In regards to the writing itself, I felt that this book was better than “Present Tense” with Graf using the set-up from the previous novel expertly to ensure the reader can quickly get engrossed in an exciting adventure. The previous novel could feel a bit slow at times but this wasn’t an issue here as all the initial plot building and character introduction had already been dealt with. Although of course this means that the book doesn’t really have a beginning at all so it really is a no go for anyone who hasn’t read “Present Tense”.

Whilst the story continues to feel like standard Star Trek fare I still found it fun and enjoyed reading following the interplay between Sulu, Chekov and Uhura. Graf has done such a good job with these characters that I really didn’t mind the very minimal amount of time given to Kirk, Spock and McCoy. One thing that I did really like in the story is the alternate future that Graf has managed to construct. It is well thought and uses established characters, episode plots and aliens in a rather interesting way.

Overall this series continues to be an enjoyable enough read that showcases some of the more “minor” Star Trek characters. If you have read the first novel in the series and enjoyed it then you should pick up this sequel as it ramps up the pacing and action to provide a fun read.

Wednesday, 18 June 2014

Star Trek: The Original Series: Present Tense (The Janus Gate Book 1) - L.A. Graf



Title: Present Tense (The Janus Gate Book 1)
Author: L.A. Graf
Published: 2002
Chronological Period: 2266

Available at:
Amazon
Amazon UK

Review:
“Present Tense” by L.A. Graf is the first book in a trilogy of Star Trek Original Series novels entitled “The Janus Gate”. The story follows on from the events seen in the episode “The Naked Time” with their escape from the planet Psi-2000 resulting in them being flung several days back in time.
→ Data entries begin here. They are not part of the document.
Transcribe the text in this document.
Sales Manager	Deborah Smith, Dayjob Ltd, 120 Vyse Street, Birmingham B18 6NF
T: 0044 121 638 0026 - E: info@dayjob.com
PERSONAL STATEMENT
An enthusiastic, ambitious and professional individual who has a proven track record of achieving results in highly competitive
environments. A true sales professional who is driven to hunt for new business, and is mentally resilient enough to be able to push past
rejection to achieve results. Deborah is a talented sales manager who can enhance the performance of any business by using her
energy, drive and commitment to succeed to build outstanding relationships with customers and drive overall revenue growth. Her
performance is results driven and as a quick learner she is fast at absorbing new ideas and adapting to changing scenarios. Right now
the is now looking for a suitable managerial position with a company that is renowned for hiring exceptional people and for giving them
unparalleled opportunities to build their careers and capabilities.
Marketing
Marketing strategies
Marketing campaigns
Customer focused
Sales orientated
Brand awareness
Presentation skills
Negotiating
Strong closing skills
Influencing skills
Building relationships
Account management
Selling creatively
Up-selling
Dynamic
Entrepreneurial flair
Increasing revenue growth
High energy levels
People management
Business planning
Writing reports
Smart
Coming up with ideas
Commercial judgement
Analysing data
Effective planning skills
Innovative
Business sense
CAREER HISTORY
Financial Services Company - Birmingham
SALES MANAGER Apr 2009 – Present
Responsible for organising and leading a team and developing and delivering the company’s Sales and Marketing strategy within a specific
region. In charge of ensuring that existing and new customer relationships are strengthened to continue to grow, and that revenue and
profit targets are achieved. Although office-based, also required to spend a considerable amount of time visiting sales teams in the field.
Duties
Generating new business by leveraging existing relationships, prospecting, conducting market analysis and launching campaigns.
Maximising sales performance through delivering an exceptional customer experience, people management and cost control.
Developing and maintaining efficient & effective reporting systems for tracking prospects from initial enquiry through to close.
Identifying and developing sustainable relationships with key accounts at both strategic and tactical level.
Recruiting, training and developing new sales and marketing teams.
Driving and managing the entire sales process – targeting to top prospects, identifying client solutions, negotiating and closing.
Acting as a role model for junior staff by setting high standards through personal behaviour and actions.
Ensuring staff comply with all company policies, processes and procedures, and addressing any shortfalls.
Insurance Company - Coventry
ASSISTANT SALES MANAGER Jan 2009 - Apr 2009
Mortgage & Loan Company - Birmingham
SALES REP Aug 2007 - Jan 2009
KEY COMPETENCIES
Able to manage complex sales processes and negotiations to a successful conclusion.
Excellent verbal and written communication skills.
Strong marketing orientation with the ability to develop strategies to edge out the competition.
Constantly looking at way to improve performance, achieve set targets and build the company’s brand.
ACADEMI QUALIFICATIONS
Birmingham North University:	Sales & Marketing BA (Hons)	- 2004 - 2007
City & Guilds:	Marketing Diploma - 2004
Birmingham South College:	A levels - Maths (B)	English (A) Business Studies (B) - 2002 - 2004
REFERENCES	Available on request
In order to limit the contamination of the time line the Enterprise travels to an uninhabited world for an early rendezvous with a geological team that had dispatched prior to the events of the episode. However, upon arrival then soon discover that one of the survey teams are missing and something is draining away power from their equipment and has potentially caused previous older starships to crash. And so Kirk heads down to the planet alongside a new recruit named Chekov in order to help find the missing team and investigate the strange power drain.

To be honest I found this book to be a bit of a major surprise because the synopsis I read on the back cover bore no resemblance to what actually took place. I can only assume that at some point in the editing process half the plot was thrown out but somebody forgot to change the associated summary. Whilst it didn’t bother me too much there was still a mild sense of irritation present due to the fact that it felt like I had been mis-sold something.

The plot itself wasn’t anything new or different and it felt much like many other Star Trek stories but there was still enough adventure and fun involved to keep me engaged. As this is the first book in a series there is a fair amount of set up involved which did at times cause the pacing to suffer a little. However, there was still enough going on to ensure that I didn’t just skim over large sections of the novel. Quite simply, the plot itself is probably best described as an average but entertaining enough Star Trek adventure.

What I did really appreciate with the novel is in the fact that Graf has written a story which looks beyond the three main characters of Kirk, Spock and McCoy. A fair amount of the story is focussed on the “minor” crew such as Chekov, Uhura and Sulu which I enjoyed seeing. These characters are so often shunted off to the side but in this novel Graf has put them right in the centre of the action. She has also tried to enhance their personas so that whilst they do still feel like the characters we saw on the screen, they also felt a little bit more like complete individuals.

Overall, the plot in “Present Tense” felt like one we have seen many times before in Star Trek novels but it was still a fun, light read with the real plus point being its attempt at showcasing the “minor” crew. As it is a first novel in a series it can be a little slow in places but the mysteries introduced here have intrigued me and I am looking forward to seeing their resolutions.